Depuis le début des fouilles dans la vallée de Visoko en vue de confirmer l’hypothèse de M. Osmanagic sur les "pyramides" de Bosnie, la Fondation de celui-ci nous promet régulièrement une "vérification scientifique internationale" des travaux et des preuves annoncées. Si quelques scientifiques égyptiens ou italiens ont effectivement semblé plus ou moins soutenir le projet en 2006, aucun de ces scientifiques (Dr Barakat, Dr Ibrahim Aly, Dr Dario Andretta...) n’a jamais rendu public le moindre rapport, ou même le moindre témoignage écrit [1], sur leur visite à Visoko, et le seul document publié en guise de "vérification internationale" par la Fondation est cette magnifique affiche publicitaire :
Apparemment en 2007 la Fondation de M. Osmanagic continue à inviter des scientifiques étrangers à venir sur place étudier les pyramides, mais il semble bien qu’on ait affaire à un tout autre type de "scientifiques" que ceux cités plus haut, qui étaient bien des géologues ou archéologues. Une nouvelle du 30 avril (bs) sur le site de la Fondation évoque la visite "du Docteur Harry Oldfield de Grande-Bretagne et du Docteur Karin Tag d’Allemagne".

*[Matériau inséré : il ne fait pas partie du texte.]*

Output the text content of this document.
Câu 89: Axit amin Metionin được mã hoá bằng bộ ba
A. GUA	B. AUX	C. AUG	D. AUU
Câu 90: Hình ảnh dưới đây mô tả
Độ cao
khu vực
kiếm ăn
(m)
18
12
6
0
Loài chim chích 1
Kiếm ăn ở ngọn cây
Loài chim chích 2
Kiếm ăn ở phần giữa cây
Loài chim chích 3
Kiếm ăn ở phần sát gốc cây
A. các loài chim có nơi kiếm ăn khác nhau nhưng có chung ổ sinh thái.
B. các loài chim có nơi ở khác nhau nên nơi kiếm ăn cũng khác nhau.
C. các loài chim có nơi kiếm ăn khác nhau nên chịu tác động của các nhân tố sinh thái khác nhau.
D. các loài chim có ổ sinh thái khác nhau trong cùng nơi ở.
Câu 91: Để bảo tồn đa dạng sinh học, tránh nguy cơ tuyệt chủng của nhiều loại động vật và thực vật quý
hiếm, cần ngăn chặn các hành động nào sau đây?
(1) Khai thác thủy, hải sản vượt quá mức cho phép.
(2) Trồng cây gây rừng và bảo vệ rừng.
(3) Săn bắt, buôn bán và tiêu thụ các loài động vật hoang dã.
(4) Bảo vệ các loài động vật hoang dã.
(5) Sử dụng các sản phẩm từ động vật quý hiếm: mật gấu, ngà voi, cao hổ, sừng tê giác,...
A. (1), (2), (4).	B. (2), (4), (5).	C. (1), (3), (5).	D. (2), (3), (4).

Commençons par cette dernière, le "Docteur Karin Tag", dont la Fondation n’indique que le nom, mais qui est présentée comme "archéologue et géologue" par les médias (bs) locaux et les forums (en) pro-pyramides. Pas la peine de chercher la moindre référence universitaire ou publication, vous n’en trouverez pas. Par contre, Karin Tag est medium, membre (et probablement fondatrice, en tout cas le nom de domaine lui appartient) d’un "Institut Seraphim" (de) situé en Allemagne, Institut qui se consacre au rétablissement de la paix mondiale par le biais de la méditation, de la prière et des "transferts énergétiques" utilisant un "crâne de cristal" (fr) dont Karin Tag est aussi la gardienne. Ce crâne de cristal, baptisé "Corazon de Luz", dont on nous dit qu’il a un lien avec Atlantis, Karin Tag le promène autour du monde dans des "lieux magiques" qu’elle "active" par ce moyen. Parmi ces lieux magiques, citons, en dehors des classiques temple de Karnak et pyramide de Chéops, Notre Dame de Paris, la Tour Eiffel et Euro-Disney... Peut-on supposer que le crâne vient de faire un petit séjour sur une des "pyramides" de Bosnie ? [2]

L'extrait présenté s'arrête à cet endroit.